Hypeband Communions kleurt de wereld Blue, maar doet dat iets te veel binnen de lijntjes


10 februari 2017

Communions is een van de meest gehypete bands van het moment. De Denen maken gitaaranthems volgens Britse receptuur en brachten eind vorig jaar met Got To Be Free nog een dijk van een single uit. Onze verwachtingen voor Blue, hun debuutalbum, waren dan ook hooggespannen. Helaas weet de band die niet geheel waar te maken. Waar het lekker uitgesponnen Got To Be Free nog een fijne bombastische inslag had, is de rest van het album vooral gevuld met middle of the road-poprock. Communions leunt namelijk iets te hevig op invloeden van Britse gitaarbands uit de jaren negentig.  
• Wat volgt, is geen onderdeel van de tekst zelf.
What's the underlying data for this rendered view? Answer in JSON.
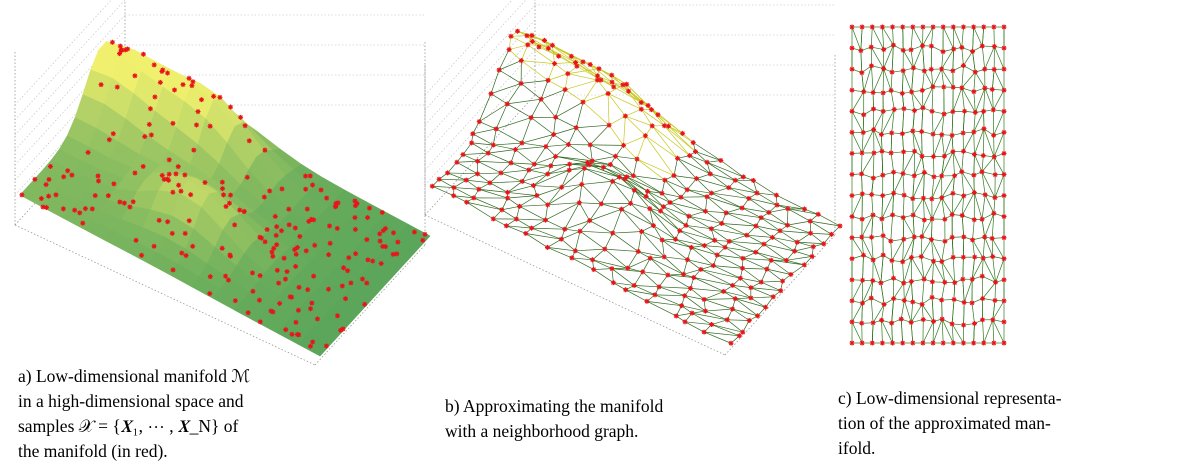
{
  "panels": [
    {
      "caption": [
        "a) Low-dimensional manifold ℳ",
        "in a high-dimensional space and",
        "samples 𝒳 = {𝑿₁, ⋯ , 𝑿_N} of",
        "the manifold (in red)."
      ]
    },
    {
      "caption": [
        "b) Approximating the manifold",
        "with a neighborhood graph."
      ]
    },
    {
      "caption": [
        "c) Low-dimensional representa-",
        "tion of the approximated man-",
        "ifold."
      ]
    }
  ]
}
Het ene moment horen we Oasis, het andere Blur, en ga zo maar door. Dat is jammer, want op de momenten dat de band wel als zichzelf klinkt, klinken ze ook écht goed. Zo is openingsnummer Come On, I’m Waiting misschien ook niet heel origineel – het refrein had niet misstaan op een album van een van de twee bovengenoemde bands – maar klinkt het door de lekkere tegendraadse gitaarriff toch enigszins nieuw. Dat dat refrein dan ook nog eens een van de fijnst meeschreeuwbare refreinen is die we in tijden gehoord hebben is een zeer aangename bijkomstigheid. Het probleem is dus zeker niet dat de band geen goede nummers kan schrijven, het probleem is dat ze er daar nog niet genoeg van hebben. Te vaak blijft het bij dertien in een dozijn-popsongs als Today en Midnight Child.

 

 

Een ander probleem is de wat nasale stem van zanger Martin Rehof. Vaak klinkt hij aangenaam zeurderig, maar soms, zoals in het springerige It’s Like Air, gaat hij net over de irritatiegrens heen. Gelukkig blijkt dat de band twee van de beste nummers voor het laatst bewaard heeft. Op het een-tweetje Eternity en Alarm Clocks dat de plaat afschuift komen de shoegaze-invloeden die het hele album lang al onder grond bubbelen eindelijk naar boven, met sterk resultaat. Dan horen we de band weer die Communions zou kunnen zijn als de heren iets minder zouden blijven hangen in het verleden. Als de band zich daarop focust voor hun tweede plaat, zou dit half geslaagde debuut zomaar een ijzersterke opvolger kunnen krijgen.